Le cadre est beaucoup plus structuré, avec des moyens humains largement supérieurs. Différents staffs, chacun avec un rôle précis, travaillent ensemble, et chaque joueuse bénéficie d’un suivi individuel. Les séances sont préparées dans le moindre détail et il y a un vrai travail sur la mentalité et la cohésion.

Comparés au foot amateur, le rythme, l’intensité et la rigueur sont largement supérieurs, mais cela permet de progresser beaucoup plus vite. On remarque aussi que les joueuses savent où elles veulent aller et que les parents sont beaucoup plus impliqués, ce qui contribue à créer un environnement motivant et exigeant.

Quels sont vos objectifs pour la suite de votre carrière ?

J’ai des objectifs clairs et ambitieux. Mon premier but est de continuer à progresser en tant qu’éducatrice, d’acquérir toujours plus d’expérience et de développer mes compétences avec les joueuses, tout en continuant à apprendre chaque jour. Je souhaite contribuer à leur progression mais aussi faire grandir la structure et participer pleinement au projet du club.

Sur le long terme, j’aimerais atteindre les plus hauts niveaux dans le football féminin et avoir un vrai impact sur le développement des joueuses et du club.

Je suis encore très jeune et j’ai ce côté un peu enfantin qui revient parfois, mais c’est ce qui me pousse aussi à chercher toujours le maximum. Mon rêve est de continuer à grandir, viser l’excellence, et pourquoi pas, un jour, finir devant votre téléviseur en voyant tout ce travail porter ses fruits !

Pensez-vous revenir en Bretagne pour entraîner une équipe du secteur ou travailler dans les formations des joueuses ?

Ne jamais dire jamais, mais aujourd’hui, je me sens très bien ici, pleinement investie et concernée par les beaux projets et les ambitions du club. Revenir immédiatement dans le football amateur n’est pas une priorité pour moi.

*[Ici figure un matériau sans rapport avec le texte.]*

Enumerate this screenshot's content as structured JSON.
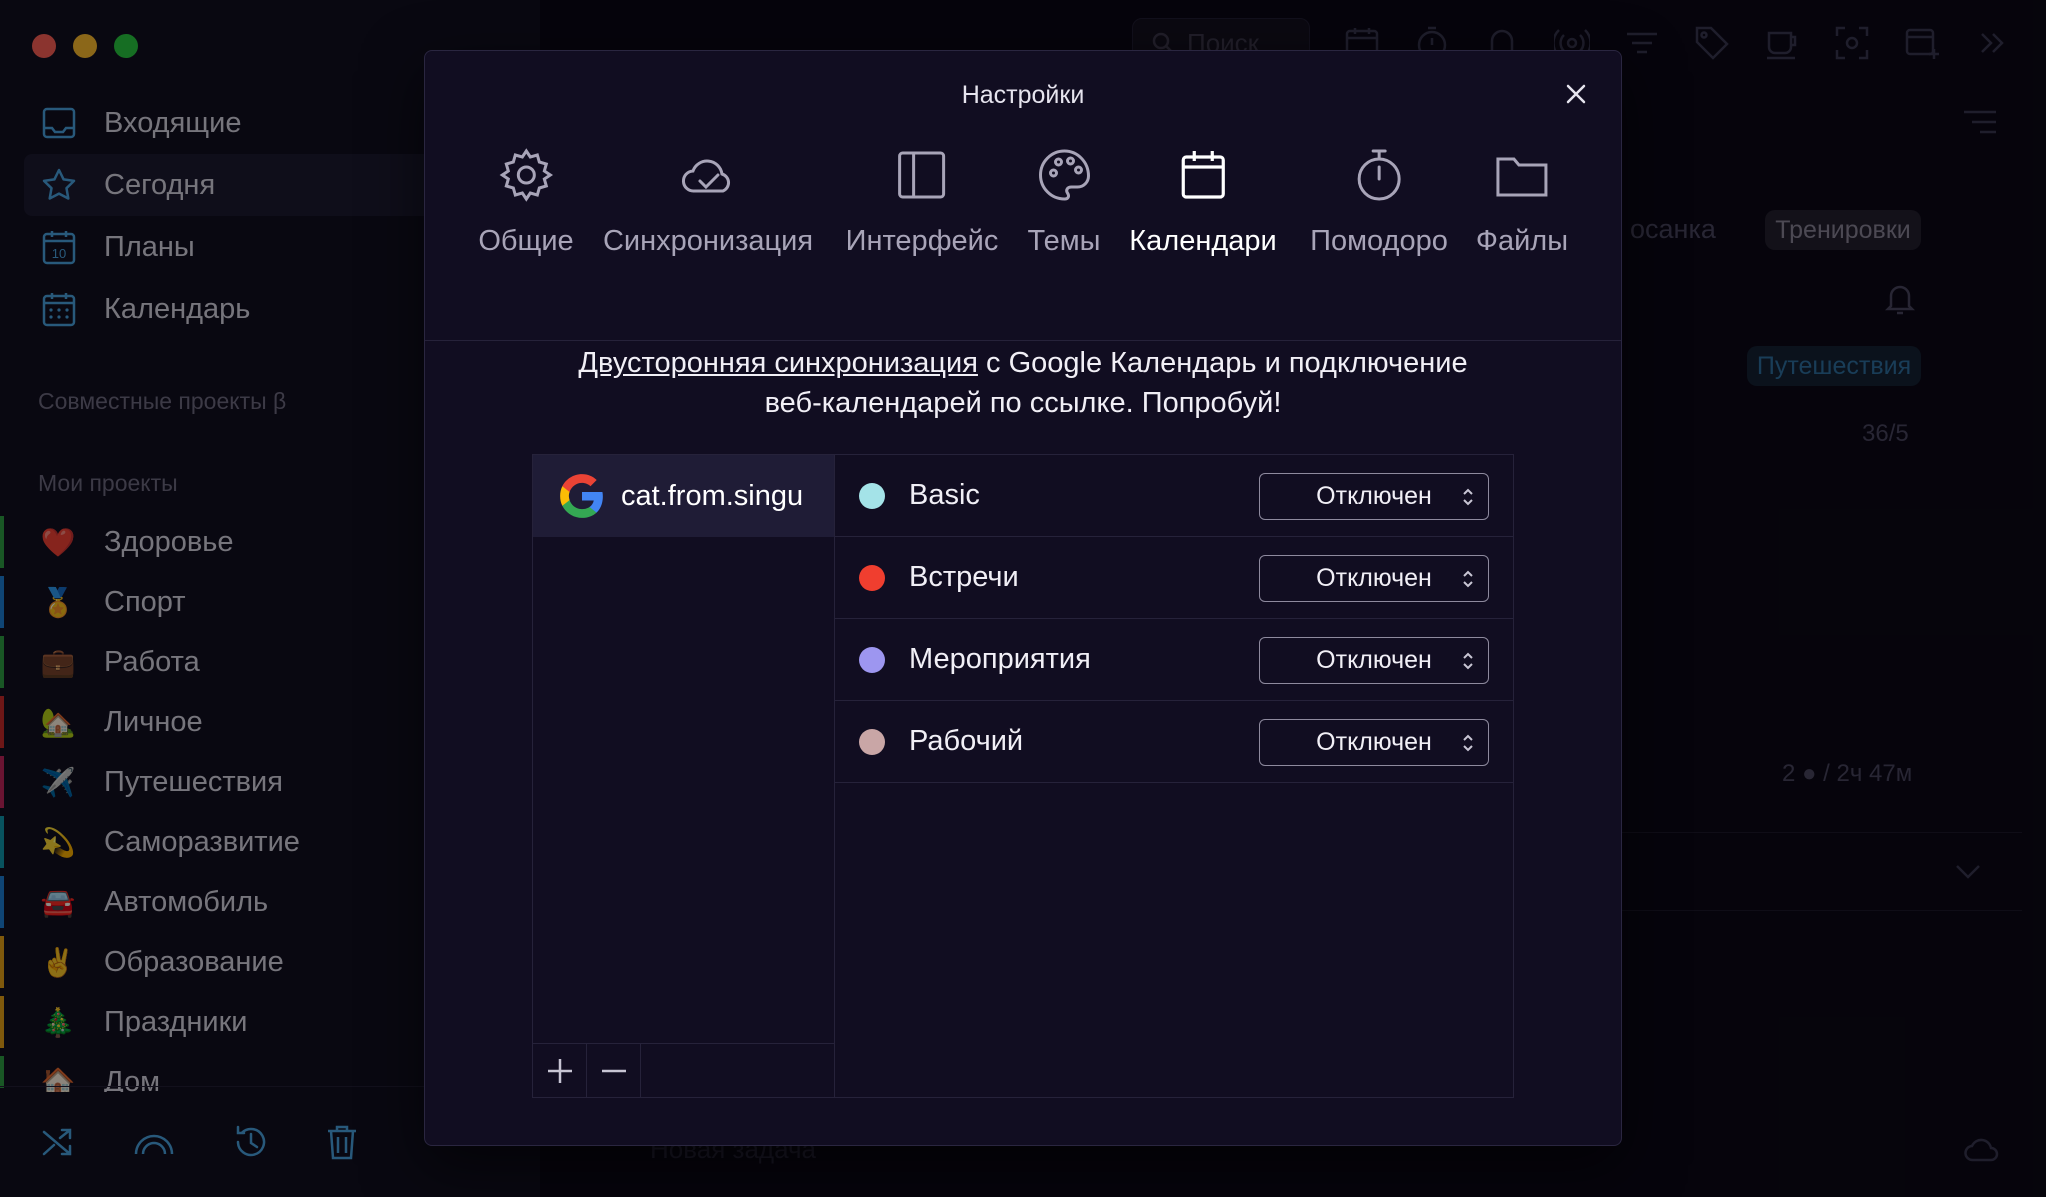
{
  "sidebar": {
    "nav": [
      {
        "label": "Входящие",
        "icon": "inbox-icon"
      },
      {
        "label": "Сегодня",
        "icon": "star-icon"
      },
      {
        "label": "Планы",
        "icon": "calendar-10-icon"
      },
      {
        "label": "Календарь",
        "icon": "calendar-grid-icon"
      }
    ],
    "shared_title": "Совместные проекты β",
    "my_projects_title": "Мои проекты",
    "projects": [
      {
        "label": "Здоровье",
        "emoji": "❤️",
        "color": "#2f9e44"
      },
      {
        "label": "Спорт",
        "emoji": "🏅",
        "color": "#1c7ed6"
      },
      {
        "label": "Работа",
        "emoji": "💼",
        "color": "#2f9e44"
      },
      {
        "label": "Личное",
        "emoji": "🏡",
        "color": "#c92a2a"
      },
      {
        "label": "Путешествия",
        "emoji": "✈️",
        "color": "#c2255c"
      },
      {
        "label": "Саморазвитие",
        "emoji": "💫",
        "color": "#1098ad"
      },
      {
        "label": "Автомобиль",
        "emoji": "🚘",
        "color": "#1c7ed6"
      },
      {
        "label": "Образование",
        "emoji": "✌️",
        "color": "#e8a317"
      },
      {
        "label": "Праздники",
        "emoji": "🎄",
        "color": "#e8a317"
      },
      {
        "label": "Дом",
        "emoji": "🏠",
        "color": "#2f9e44"
      }
    ]
  },
  "main": {
    "search_placeholder": "Поиск",
    "tag_fragment": "осанка",
    "tag_trainings": "Тренировки",
    "tag_travel": "Путешествия",
    "count": "36/5",
    "stats": "2 ● / 2ч 47м",
    "new_task": "Новая задача"
  },
  "modal": {
    "title": "Настройки",
    "tabs": [
      {
        "label": "Общие",
        "icon": "gear-icon"
      },
      {
        "label": "Синхронизация",
        "icon": "cloud-check-icon"
      },
      {
        "label": "Интерфейс",
        "icon": "sidebar-layout-icon"
      },
      {
        "label": "Темы",
        "icon": "palette-icon"
      },
      {
        "label": "Календари",
        "icon": "calendar-icon"
      },
      {
        "label": "Помодоро",
        "icon": "stopwatch-icon"
      },
      {
        "label": "Файлы",
        "icon": "folder-icon"
      }
    ],
    "active_tab": "Календари",
    "promo_link": "Двусторонняя синхронизация",
    "promo_line1_rest": " с Google Календарь и подключение",
    "promo_line2": "веб-календарей по ссылке. Попробуй!",
    "account": {
      "email": "cat.from.singu",
      "icon": "google-icon"
    },
    "calendars": [
      {
        "name": "Basic",
        "color": "#a4e3e8",
        "status": "Отключен"
      },
      {
        "name": "Встречи",
        "color": "#f03e2f",
        "status": "Отключен"
      },
      {
        "name": "Мероприятия",
        "color": "#9d96f0",
        "status": "Отключен"
      },
      {
        "name": "Рабочий",
        "color": "#c9a6a6",
        "status": "Отключен"
      }
    ]
  }
}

J’estime que l’apprentissage passe aussi par le haut niveau, en côtoyant des professionnels au quotidien, que ce soit au sein d’un club, des instances ou à travers les clubs adverses que l’on rencontre. Découvrir une nouvelle région permet également de se rendre compte de ce qui se fait ailleurs et de continuer à progresser. Je suis encore jeune et j’ai du temps devant moi.

Aujourd’hui, j’ai surtout envie de voyager, de découvrir, de sortir de ma zone de confort et de continuer à me former. C’est ce qui me permet de grandir, autant humainement que professionnellement.

Évidemment, mon club de cœur reste le Stade Rennais, et pouvoir revenir un jour en Bretagne grâce à mon travail et ma détermination serait un très bel accomplissement personnel. Je ne suis donc pas fermée à un retour, un jour, sur mes terres bretonnes.

Travailler dans un club amateur ambitieux, avec un vrai projet sportif, notamment autour de la formation des joueuses et du développement du football féminin, est aussi quelque chose qui me passionne énormément. Ce sont des sujets dont je pourrais parler et débattre pendant des heures.

Pour l’instant, je suis totalement concentrée sur le projet de l’AS Saint-Étienne. L’histoire, les valeurs et l’environnement de ce club sont incroyables, et j’ai envie de m’y investir pleinement et de participer au projet que la section féminine souhaite construire dans les années à venir.

Quel regard portez-vous sur le football féminin actuel ?

Je porte un regard très positif sur le football féminin. Depuis mes débuts, il y a eu beaucoup de progrès, que ce soit dans la médiatisation, les moyens mis en place ou la qualité du jeu. Les joueuses sont de plus en plus préparées, motivées et conscientes des exigences pour progresser, et le niveau général ne cesse de monter. Le public et les médias s’y intéressent davantage, ce qui donne plus de visibilité et d’opportunités aux jeunes.

Certains pays ont beaucoup avancé et nous devancent parfois, donc maintenant c’est à nous de rééquilibrer la balance. Bien sûr, sans titres nationaux ou résultats marquants, cela peut être plus difficile, mais le potentiel est là et le football féminin continue de se professionnaliser. Pour moi, c’est un moment passionnant, avec beaucoup de perspectives pour l’avenir.